My mom was being followed by multiple teams, with hematology/oncology as the primary team. At times, communication between the teams was suboptimal. Morning recommendations would not be followed-up on or the recommended orders would be entered the following day when the tests were not entirely relevant anymore. There was uncertainty as to when and who was placing these orders. This miscommunication is a source of frustration that patients know all too well and is a common complaint my own patients have expressed.
These are a few of the challenges that we encountered during my mom’s hospital stay. Whether these events would have affected her overall outcome is debatable. In no way do I feel that these issues arose intentionally. Having trained at major academic centers, I have witnessed similar events firsthand and received similar complaints myself. It is all too easy to become complacent and accept these occurrences as the best that we can do. This experience was profoundly enlightening to me as a health care professional, but also as my mom’s advocate.
It’s a team effort
In our story, leadership for the patient, my mom, really equated to an unyielding vigilance and thoughtful coordination of a complex health care plan to optimize not only the oncologic outcome, but also the overall patient experience and her mental and emotional well-being.

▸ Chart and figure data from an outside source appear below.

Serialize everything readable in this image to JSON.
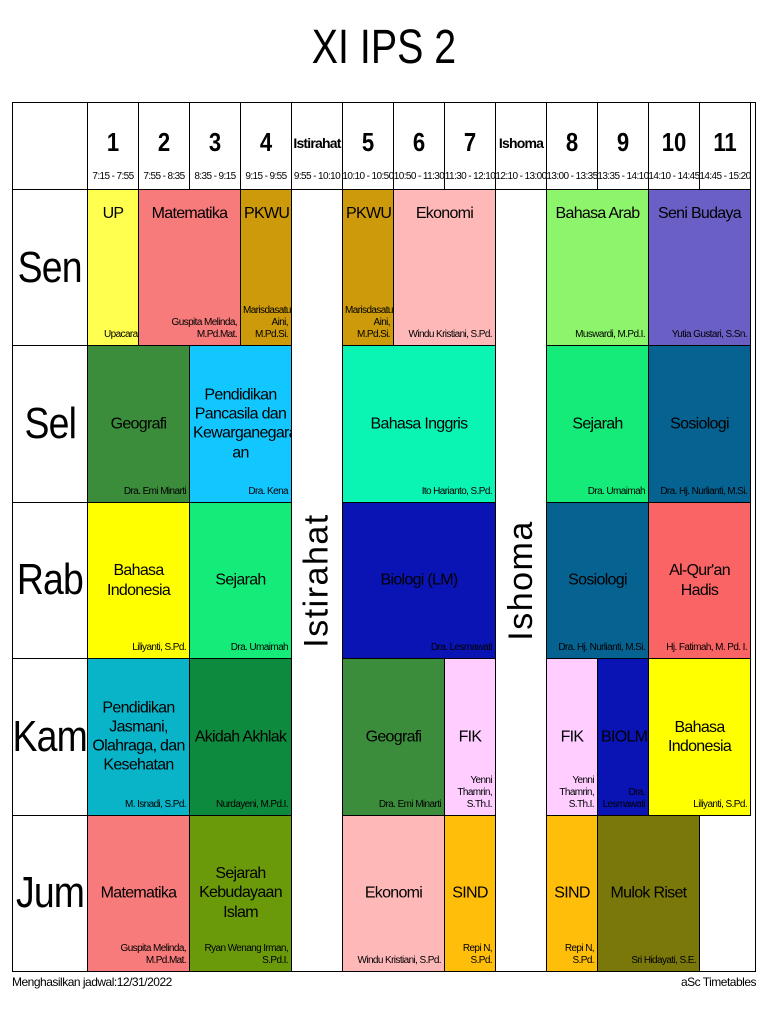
{
  "title": "XI IPS 2",
  "periods": [
    {
      "num": "1",
      "time": "7:15 - 7:55"
    },
    {
      "num": "2",
      "time": "7:55 - 8:35"
    },
    {
      "num": "3",
      "time": "8:35 - 9:15"
    },
    {
      "num": "4",
      "time": "9:15 - 9:55"
    },
    {
      "label": "Istirahat",
      "time": "9:55 - 10:10"
    },
    {
      "num": "5",
      "time": "10:10 - 10:50"
    },
    {
      "num": "6",
      "time": "10:50 - 11:30"
    },
    {
      "num": "7",
      "time": "11:30 - 12:10"
    },
    {
      "label": "Ishoma",
      "time": "12:10 - 13:00"
    },
    {
      "num": "8",
      "time": "13:00 - 13:35"
    },
    {
      "num": "9",
      "time": "13:35 - 14:10"
    },
    {
      "num": "10",
      "time": "14:10 - 14:45"
    },
    {
      "num": "11",
      "time": "14:45 - 15:20"
    }
  ],
  "days": [
    "Sen",
    "Sel",
    "Rab",
    "Kam",
    "Jum"
  ],
  "breaks": {
    "istirahat": "Istirahat",
    "ishoma": "Ishoma"
  },
  "lessons": [
    {
      "day": 0,
      "start": 0,
      "span": 1,
      "subject": "UP",
      "teacher": "Upacara",
      "color": "#ffff4f",
      "subject_top": true,
      "teacher_left": true
    },
    {
      "day": 0,
      "start": 1,
      "span": 2,
      "subject": "Matematika",
      "teacher": "Guspita Melinda,\nM.Pd.Mat.",
      "color": "#f77b7b",
      "subject_top": true
    },
    {
      "day": 0,
      "start": 3,
      "span": 1,
      "subject": "PKWU",
      "teacher": "Marisdasatul\nAini, M.Pd.Si.",
      "color": "#cc9a0a",
      "subject_top": true
    },
    {
      "day": 0,
      "start": 5,
      "span": 1,
      "subject": "PKWU",
      "teacher": "Marisdasatul\nAini, M.Pd.Si.",
      "color": "#cc9a0a",
      "subject_top": true
    },
    {
      "day": 0,
      "start": 6,
      "span": 2,
      "subject": "Ekonomi",
      "teacher": "Windu Kristiani, S.Pd.",
      "color": "#ffb8b8",
      "subject_top": true
    },
    {
      "day": 0,
      "start": 9,
      "span": 2,
      "subject": "Bahasa Arab",
      "teacher": "Muswardi, M.Pd.I.",
      "color": "#8cf56b",
      "subject_top": true
    },
    {
      "day": 0,
      "start": 11,
      "span": 2,
      "subject": "Seni Budaya",
      "teacher": "Yutia Gustari, S.Sn.",
      "color": "#6a5fc4",
      "subject_top": true
    },
    {
      "day": 1,
      "start": 0,
      "span": 2,
      "subject": "Geografi",
      "teacher": "Dra. Emi Minarti",
      "color": "#3b8c3b"
    },
    {
      "day": 1,
      "start": 2,
      "span": 2,
      "subject": "Pendidikan\nPancasila dan\nKewarganegara\nan",
      "teacher": "Dra. Kena",
      "color": "#12c7ff"
    },
    {
      "day": 1,
      "start": 5,
      "span": 3,
      "subject": "Bahasa Inggris",
      "teacher": "Ito Harianto, S.Pd.",
      "color": "#0af5b4"
    },
    {
      "day": 1,
      "start": 9,
      "span": 2,
      "subject": "Sejarah",
      "teacher": "Dra. Umaimah",
      "color": "#14eb78"
    },
    {
      "day": 1,
      "start": 11,
      "span": 2,
      "subject": "Sosiologi",
      "teacher": "Dra. Hj. Nurlianti, M.Si.",
      "color": "#066290"
    },
    {
      "day": 2,
      "start": 0,
      "span": 2,
      "subject": "Bahasa\nIndonesia",
      "teacher": "Liliyanti, S.Pd.",
      "color": "#ffff00"
    },
    {
      "day": 2,
      "start": 2,
      "span": 2,
      "subject": "Sejarah",
      "teacher": "Dra. Umaimah",
      "color": "#14eb78"
    },
    {
      "day": 2,
      "start": 5,
      "span": 3,
      "subject": "Biologi (LM)",
      "teacher": "Dra. Lesmawati",
      "color": "#0a14b4"
    },
    {
      "day": 2,
      "start": 9,
      "span": 2,
      "subject": "Sosiologi",
      "teacher": "Dra. Hj. Nurlianti, M.Si.",
      "color": "#066290"
    },
    {
      "day": 2,
      "start": 11,
      "span": 2,
      "subject": "Al-Qur'an Hadis",
      "teacher": "Hj. Fatimah, M. Pd. I.",
      "color": "#fa6464"
    },
    {
      "day": 3,
      "start": 0,
      "span": 2,
      "subject": "Pendidikan\nJasmani,\nOlahraga, dan\nKesehatan",
      "teacher": "M. Isnadi, S.Pd.",
      "color": "#0ab4c8"
    },
    {
      "day": 3,
      "start": 2,
      "span": 2,
      "subject": "Akidah Akhlak",
      "teacher": "Nurdayeni, M.Pd.I.",
      "color": "#0e8a3e"
    },
    {
      "day": 3,
      "start": 5,
      "span": 2,
      "subject": "Geografi",
      "teacher": "Dra. Emi Minarti",
      "color": "#3b8c3b"
    },
    {
      "day": 3,
      "start": 7,
      "span": 1,
      "subject": "FIK",
      "teacher": "Yenni\nThamrin,\nS.Th.I.",
      "color": "#ffcdff"
    },
    {
      "day": 3,
      "start": 9,
      "span": 1,
      "subject": "FIK",
      "teacher": "Yenni\nThamrin,\nS.Th.I.",
      "color": "#ffcdff"
    },
    {
      "day": 3,
      "start": 10,
      "span": 1,
      "subject": "BIOLM",
      "teacher": "Dra.\nLesmawati",
      "color": "#0a14b4"
    },
    {
      "day": 3,
      "start": 11,
      "span": 2,
      "subject": "Bahasa\nIndonesia",
      "teacher": "Liliyanti, S.Pd.",
      "color": "#ffff00"
    },
    {
      "day": 4,
      "start": 0,
      "span": 2,
      "subject": "Matematika",
      "teacher": "Guspita Melinda,\nM.Pd.Mat.",
      "color": "#f77b7b"
    },
    {
      "day": 4,
      "start": 2,
      "span": 2,
      "subject": "Sejarah\nKebudayaan\nIslam",
      "teacher": "Ryan Wenang Irman,\nS.Pd.I.",
      "color": "#6a9a0a"
    },
    {
      "day": 4,
      "start": 5,
      "span": 2,
      "subject": "Ekonomi",
      "teacher": "Windu Kristiani, S.Pd.",
      "color": "#ffb8b8"
    },
    {
      "day": 4,
      "start": 7,
      "span": 1,
      "subject": "SIND",
      "teacher": "Repi N,\nS.Pd.",
      "color": "#ffbe0a"
    },
    {
      "day": 4,
      "start": 9,
      "span": 1,
      "subject": "SIND",
      "teacher": "Repi N,\nS.Pd.",
      "color": "#ffbe0a"
    },
    {
      "day": 4,
      "start": 10,
      "span": 2,
      "subject": "Mulok Riset",
      "teacher": "Sri Hidayati, S.E.",
      "color": "#7a780a"
    }
  ],
  "footer": {
    "left": "Menghasilkan jadwal:12/31/2022",
    "right": "aSc Timetables"
  }
}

I provided that vigilance in anticipation of events that could cause harm, trying to minimize potential problems as best I could. I also acted to coordinate my mom’s care among her different teams, keeping a detailed log of her vitals, labs, diagnostic studies, and daily recommendations, and questioning plans of care when they did not seem to conform with our understanding of the recommendations or were not fully coordinated.
Physicians are well-trained to raise these issues, but many of our patients do not have medical expertise or family members with medical backgrounds to advocate on their behalf. Hence, it naturally falls to us on the physician side to maintain this level of vigilance and care coordination on behalf of our patients. In other words, it is up to us to be leaders for our patients, whether we are on the primary care team or a consulting team and whether the patient is a family member or a complete stranger.
I liken this experience to watching a 100-meter sprint, where each care team represented a runner in his or her own lane. Each runner crosses the finish line, but is separate from the other competitors. Leadership for the patient should look more like a crew team rowing a race. There is a designated captain of the boat, but all members work in harmony to reach the finish as effectively as possible. In this way, we can truly be leaders for our patients and obtain not only positive outcomes, but also enrich patient well-being and satisfaction, as well as emulate some of the truths in those leadership and medical clichés.
This essay is dedicated to Dr. Gabriel’s mom.